A tese do “crescente sentimento nacional de reprovação do governo” cai na mesma esparrela jurídica da tese da ilegitimidade. Um presidente não pode ser cassado simplesmente porque é impopular ou porque tem minoria no Congresso. Ser impopular ou ter minoria no Congresso também são condições da governabilidade democrática. O fato é que a agenda democrática do país e a agenda para superar a crise econômica estão bloqueadas pelo artificialismo da crise política, fomentado pela atitude golpista da oposição, secundada por alguns juízes de tribunais.

Sequer as pedaladas fiscais, que realmente aconteceram, são fundamento jurídico para o impeachment, já que aconteceram no mandato anterior. Evocar o escândalo da Lava Jato para o impeachment também cai na mesma insubsistência jurídica. Escândalos de corrupção acontecem em quase todos os governos. Nem por isto, o chefe do Executivo é necessariamente responsável juridicamente pelos mesmos. O fato é que a operação Lava Jato está correndo em absoluta normalidade, com o Ministério Público, a Polícia Federal e o Judiciário investigando, prendendo e julgando os culpados.

A oposição, se quiser o beneplácito do juízo da história, precisa abandonar imediata e publicamente a tese do impeachment e passar a exercer uma oposição democrática, crítica e propositiva.
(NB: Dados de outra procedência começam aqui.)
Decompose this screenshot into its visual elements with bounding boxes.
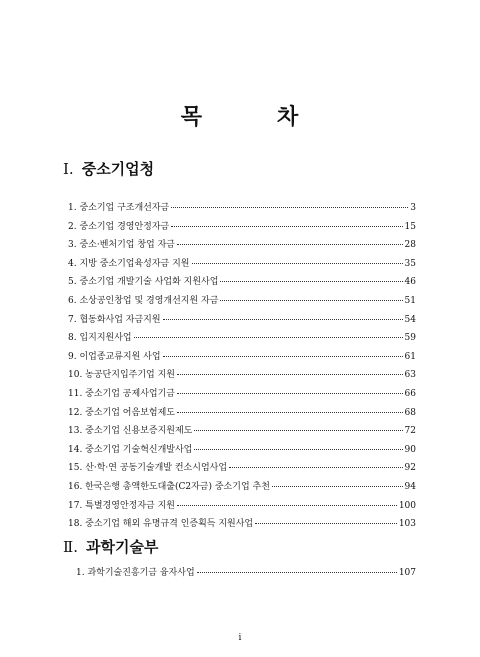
toc-entry-label: 15. 산·학·연 공동기술개발 컨소시엄사업	[68, 463, 228, 474]
dot-leader	[177, 243, 403, 245]
dot-leader	[177, 373, 403, 375]
toc-entry-page: 35	[404, 258, 416, 269]
dot-leader	[255, 522, 397, 524]
toc-entry-label: 1. 과학기술진흥기금 융자사업	[76, 568, 195, 578]
toc-entry-label: 13. 중소기업 신용보증지원제도	[68, 426, 193, 437]
toc-entry-page: 54	[404, 314, 416, 325]
dot-leader	[220, 299, 402, 301]
section-heading-1	[63, 158, 154, 179]
toc-entry-label: 1. 중소기업 구조개선자금	[68, 203, 170, 213]
dot-leader	[163, 355, 403, 357]
toc-entry[interactable]	[68, 274, 416, 293]
page-number: i	[238, 633, 242, 643]
section-title: 중소기업청	[81, 160, 155, 178]
toc-entry[interactable]	[68, 237, 416, 256]
page-title	[0, 100, 480, 131]
toc-entry-page: 90	[404, 444, 416, 455]
toc-entry-label: 2. 중소기업 경영안정자금	[68, 221, 170, 232]
dot-leader	[171, 225, 402, 227]
toc-entry[interactable]	[68, 498, 416, 517]
title-left: 목	[180, 105, 203, 130]
section-numeral: Ⅱ.	[63, 538, 78, 556]
toc-entry-label: 8. 입지지원사업	[68, 333, 132, 344]
toc-entry-page: 15	[404, 221, 416, 232]
toc-entry-label: 9. 이업종교류지원 사업	[68, 351, 161, 362]
toc-entry-page: 103	[398, 519, 416, 530]
toc-entry-page: 66	[404, 388, 416, 399]
dot-leader	[134, 336, 403, 338]
dot-leader	[229, 466, 403, 468]
toc-entry-label: 17. 특별경영안정자금 지원	[68, 500, 175, 511]
dot-leader	[192, 262, 403, 264]
toc-entry-page: 51	[404, 295, 416, 306]
toc-entry[interactable]	[68, 200, 416, 219]
toc-entry[interactable]	[68, 405, 416, 424]
toc-entry-page: 3	[410, 203, 416, 213]
toc-entry[interactable]	[68, 442, 416, 461]
toc-entry-page: 46	[404, 277, 416, 288]
toc-entry[interactable]	[68, 349, 416, 368]
dot-leader	[177, 504, 397, 506]
dot-leader	[171, 206, 408, 208]
section-heading-2	[63, 536, 158, 557]
toc-entry-label: 3. 중소·벤처기업 창업 자금	[68, 240, 175, 251]
toc-entry-label: 5. 중소기업 개발기술 사업화 지원사업	[68, 277, 219, 288]
toc-entry-label: 18. 중소기업 해외 유명규격 인증획득 지원사업	[68, 519, 254, 530]
toc-entry-page: 59	[404, 333, 416, 344]
toc-entry-page: 63	[404, 370, 416, 381]
toc-entry[interactable]	[68, 330, 416, 349]
toc-entry-page: 107	[398, 568, 416, 578]
toc-entry-label: 6. 소상공인창업 및 경영개선지원 자금	[68, 295, 219, 306]
dot-leader	[272, 485, 403, 487]
dot-leader	[163, 318, 403, 320]
toc-entry-page: 28	[404, 240, 416, 251]
toc-entry[interactable]	[68, 479, 416, 498]
toc-entry[interactable]	[68, 312, 416, 331]
section-numeral: Ⅰ.	[63, 160, 74, 178]
dot-leader	[194, 429, 402, 431]
toc-entry-page: 94	[404, 481, 416, 492]
toc-entry-label: 10. 농공단지입주기업 지원	[68, 370, 175, 381]
toc-entry-label: 11. 중소기업 공제사업기금	[68, 388, 175, 399]
toc-entry[interactable]	[68, 386, 416, 405]
toc-entry-label: 4. 지방 중소기업육성자금 지원	[68, 258, 190, 269]
toc-entry-label: 7. 협동화사업 자금지원	[68, 314, 161, 325]
toc-entry[interactable]	[68, 219, 416, 238]
toc-entry[interactable]	[68, 423, 416, 442]
toc-entry-page: 72	[404, 426, 416, 437]
toc-entry[interactable]	[76, 565, 416, 584]
dot-leader	[177, 392, 403, 394]
toc-entry-page: 61	[404, 351, 416, 362]
toc-entry-page: 100	[398, 500, 416, 511]
toc-entry[interactable]	[68, 256, 416, 275]
toc-list-section-1	[68, 200, 416, 535]
toc-entry[interactable]	[68, 367, 416, 386]
dot-leader	[197, 571, 397, 573]
title-right: 차	[277, 105, 300, 130]
toc-entry[interactable]	[68, 460, 416, 479]
toc-entry[interactable]	[68, 516, 416, 535]
toc-entry-page: 92	[404, 463, 416, 474]
toc-entry-label: 12. 중소기업 어음보험제도	[68, 407, 175, 418]
toc-entry-label: 14. 중소기업 기술혁신개발사업	[68, 444, 193, 455]
toc-entry-label: 16. 한국은행 총액한도대출(C2자금) 중소기업 추천	[68, 481, 270, 492]
toc-entry[interactable]	[68, 293, 416, 312]
dot-leader	[177, 411, 403, 413]
dot-leader	[194, 448, 402, 450]
dot-leader	[220, 280, 402, 282]
section-title: 과학기술부	[85, 538, 159, 556]
toc-list-section-2	[76, 565, 416, 584]
toc-entry-page: 68	[404, 407, 416, 418]
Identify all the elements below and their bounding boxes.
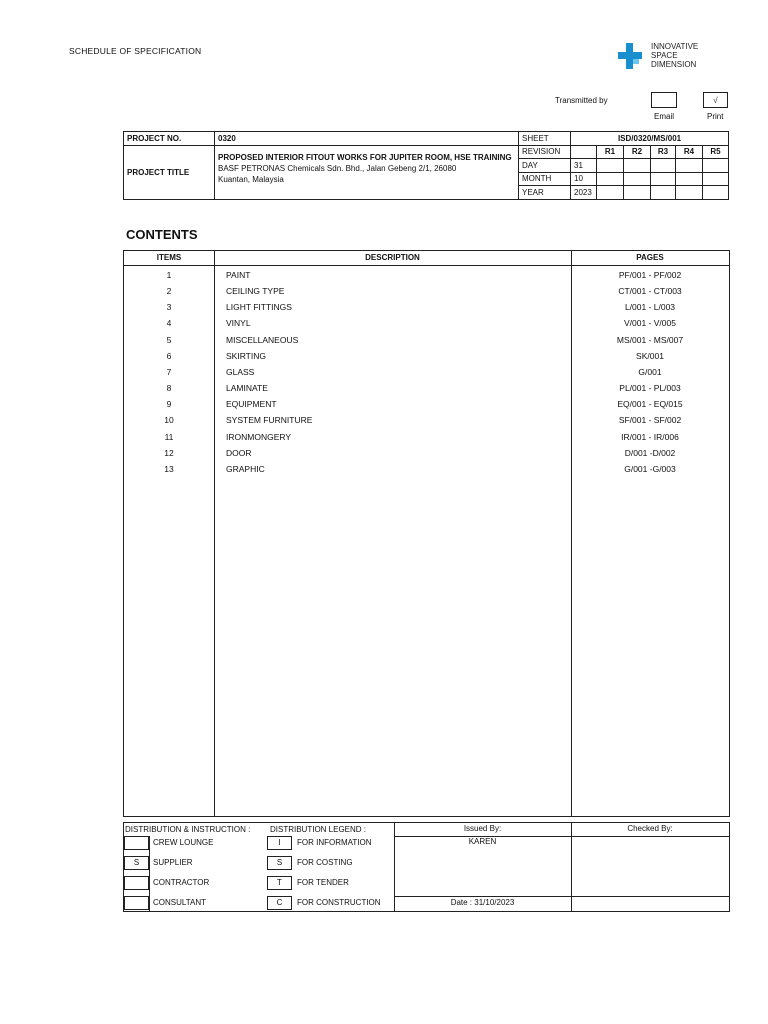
row-item-number: 6 (166, 350, 172, 361)
print-label: Print (707, 112, 724, 121)
row-pages: G/001 -G/003 (624, 463, 676, 474)
row-item-number: 3 (166, 302, 172, 313)
year-value: 2023 (571, 186, 597, 200)
legend-text: FOR CONSTRUCTION (297, 898, 381, 907)
row-pages: V/001 - V/005 (624, 318, 676, 329)
row-description: GRAPHIC (226, 463, 265, 474)
revision-r3: R3 (651, 145, 676, 159)
sheet-label: SHEET (519, 132, 571, 146)
project-info-table (123, 131, 729, 200)
project-title-main: PROPOSED INTERIOR FITOUT WORKS FOR JUPITER ROOM, HSE TRAINING (218, 152, 512, 162)
project-address-line-1: BASF PETRONAS Chemicals Sdn. Bhd., Jalan Gebeng 2/1, 26080 (218, 163, 457, 173)
legend-code: T (267, 876, 292, 890)
row-description: LIGHT FITTINGS (226, 302, 292, 313)
row-pages: IR/001 - IR/006 (621, 431, 679, 442)
row-description: LAMINATE (226, 383, 268, 394)
col-header-description: DESCRIPTION (214, 251, 571, 266)
table-row (124, 430, 729, 446)
row-pages: PL/001 - PL/003 (619, 383, 681, 394)
row-description: SKIRTING (226, 350, 266, 361)
row-item-number: 10 (164, 415, 174, 426)
row-description: DOOR (226, 447, 252, 458)
row-description: GLASS (226, 366, 255, 377)
day-label: DAY (519, 159, 571, 173)
legend-text: FOR TENDER (297, 878, 349, 887)
logo-line-2: SPACE (651, 51, 678, 60)
legend-code: S (267, 856, 292, 870)
row-pages: SF/001 - SF/002 (618, 415, 682, 426)
legend-code: C (267, 896, 292, 910)
row-description: IRONMONGERY (226, 431, 292, 442)
divider (149, 836, 150, 911)
row-item-number: 12 (164, 447, 174, 458)
month-label: MONTH (519, 172, 571, 186)
row-item-number: 5 (166, 334, 172, 345)
email-label: Email (654, 112, 675, 121)
recipient-checkbox[interactable] (124, 836, 149, 850)
row-pages: PF/001 - PF/002 (618, 270, 682, 280)
row-pages: D/001 -D/002 (624, 447, 676, 458)
row-description: EQUIPMENT (226, 399, 277, 410)
row-item-number: 9 (166, 399, 172, 410)
table-row (124, 462, 729, 478)
month-value: 10 (571, 172, 597, 186)
recipient-name: SUPPLIER (153, 858, 193, 867)
row-description: VINYL (226, 318, 251, 329)
distribution-instruction-label: DISTRIBUTION & INSTRUCTION : (125, 825, 251, 834)
col-header-items: ITEMS (124, 251, 214, 266)
logo-line-1: INNOVATIVE (651, 42, 699, 51)
row-pages: EQ/001 - EQ/015 (617, 399, 683, 410)
contents-table (123, 250, 730, 817)
legend-code: I (267, 836, 292, 850)
recipient-name: CONSULTANT (153, 898, 207, 907)
checked-by-label: Checked By: (627, 824, 673, 833)
sheet-value: ISD/0320/MS/001 (571, 132, 729, 146)
table-row (124, 316, 729, 332)
divider (394, 896, 729, 897)
transmitted-by-label: Transmitted by (555, 96, 608, 105)
email-checkbox[interactable] (651, 92, 677, 108)
table-row (124, 381, 729, 397)
issue-date: Date : 31/10/2023 (450, 898, 515, 907)
divider (571, 823, 572, 911)
day-value: 31 (571, 159, 597, 173)
table-row (124, 413, 729, 429)
row-description: PAINT (226, 270, 251, 280)
project-title-cell (215, 145, 519, 199)
distribution-section (123, 822, 730, 912)
table-row (124, 333, 729, 349)
row-item-number: 4 (166, 318, 172, 329)
print-checkbox[interactable]: √ (703, 92, 728, 108)
recipient-checkbox[interactable] (124, 896, 149, 910)
table-row (124, 397, 729, 413)
revision-r1: R1 (597, 145, 624, 159)
table-row (124, 446, 729, 462)
legend-text: FOR COSTING (297, 858, 353, 867)
row-description: CEILING TYPE (226, 286, 285, 297)
recipient-checkbox[interactable] (124, 876, 149, 890)
logo-line-3: DIMENSION (651, 60, 697, 69)
row-pages: G/001 (638, 366, 662, 377)
row-pages: L/001 - L/003 (624, 302, 676, 313)
contents-title: CONTENTS (126, 227, 198, 242)
revision-blank (571, 145, 597, 159)
row-pages: SK/001 (636, 350, 664, 361)
col-header-pages: PAGES (571, 251, 729, 266)
row-pages: MS/001 - MS/007 (616, 334, 684, 345)
recipient-name: CONTRACTOR (153, 878, 210, 887)
table-row (124, 349, 729, 365)
project-no-label: PROJECT NO. (124, 132, 215, 146)
row-item-number: 7 (166, 366, 172, 377)
row-item-number: 11 (164, 431, 174, 442)
project-address-line-2: Kuantan, Malaysia (218, 174, 284, 184)
recipient-name: CREW LOUNGE (153, 838, 214, 847)
year-label: YEAR (519, 186, 571, 200)
legend-text: FOR INFORMATION (297, 838, 372, 847)
issued-by-name: KAREN (468, 837, 497, 846)
revision-label: REVISION (519, 145, 571, 159)
row-pages: CT/001 - CT/003 (618, 286, 682, 297)
row-item-number: 1 (166, 270, 172, 280)
revision-r5: R5 (703, 145, 729, 159)
table-row (124, 284, 729, 300)
table-row (124, 268, 729, 284)
issued-by-label: Issued By: (463, 824, 502, 833)
project-title-label: PROJECT TITLE (124, 145, 215, 199)
table-row (124, 300, 729, 316)
document-label: SCHEDULE OF SPECIFICATION (69, 46, 202, 56)
row-item-number: 13 (164, 463, 174, 474)
table-row (124, 365, 729, 381)
logo-text (651, 42, 698, 69)
row-description: MISCELLANEOUS (226, 334, 299, 345)
row-description: SYSTEM FURNITURE (226, 415, 313, 426)
project-no-value: 0320 (215, 132, 519, 146)
row-item-number: 8 (166, 383, 172, 394)
recipient-checkbox[interactable]: S (124, 856, 149, 870)
distribution-legend-label: DISTRIBUTION LEGEND : (270, 825, 367, 834)
row-item-number: 2 (166, 286, 172, 297)
revision-r2: R2 (624, 145, 651, 159)
revision-r4: R4 (676, 145, 703, 159)
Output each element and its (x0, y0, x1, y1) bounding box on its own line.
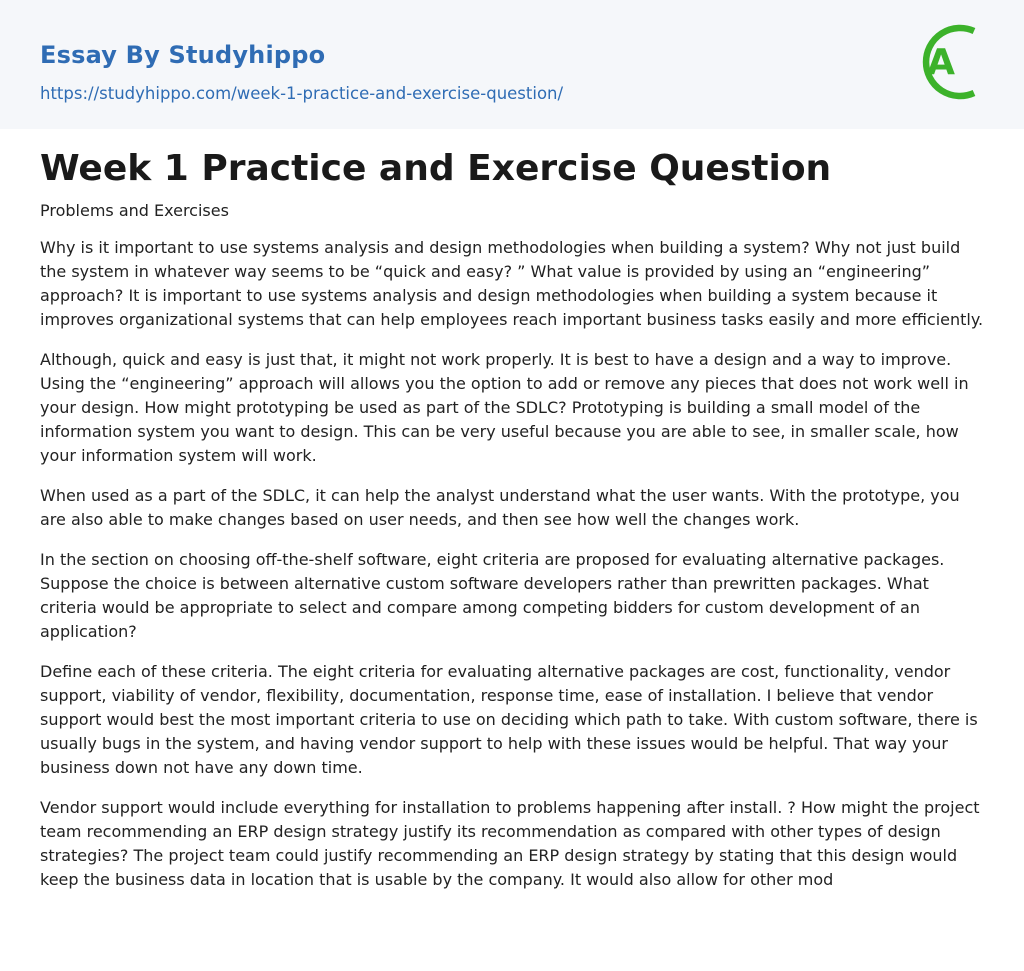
essay-subtitle: Problems and Exercises (40, 201, 229, 220)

Não resta dúvida de que a historiografia consignará a fomentação dessa crise política artificial, por parte da oposição, como um moralismo sem moral, como um inconformismo de derrotados, como tentativa de atalho antidemocrático para chegar ao poder. Neste momento, a manutenção do movimento do impeachment é uma aposta contra a recuperação econômica, é uma aponta em favor do desemprego, é uma aposta contra o Brasil. Assim como o PT está pagando o preço pelos seus erros, a oposição precisa pagar o preço por esta aposta irresponsável.

Aldo Fornazieri – Professor da Escola de Sociologia e Política de São Paulo.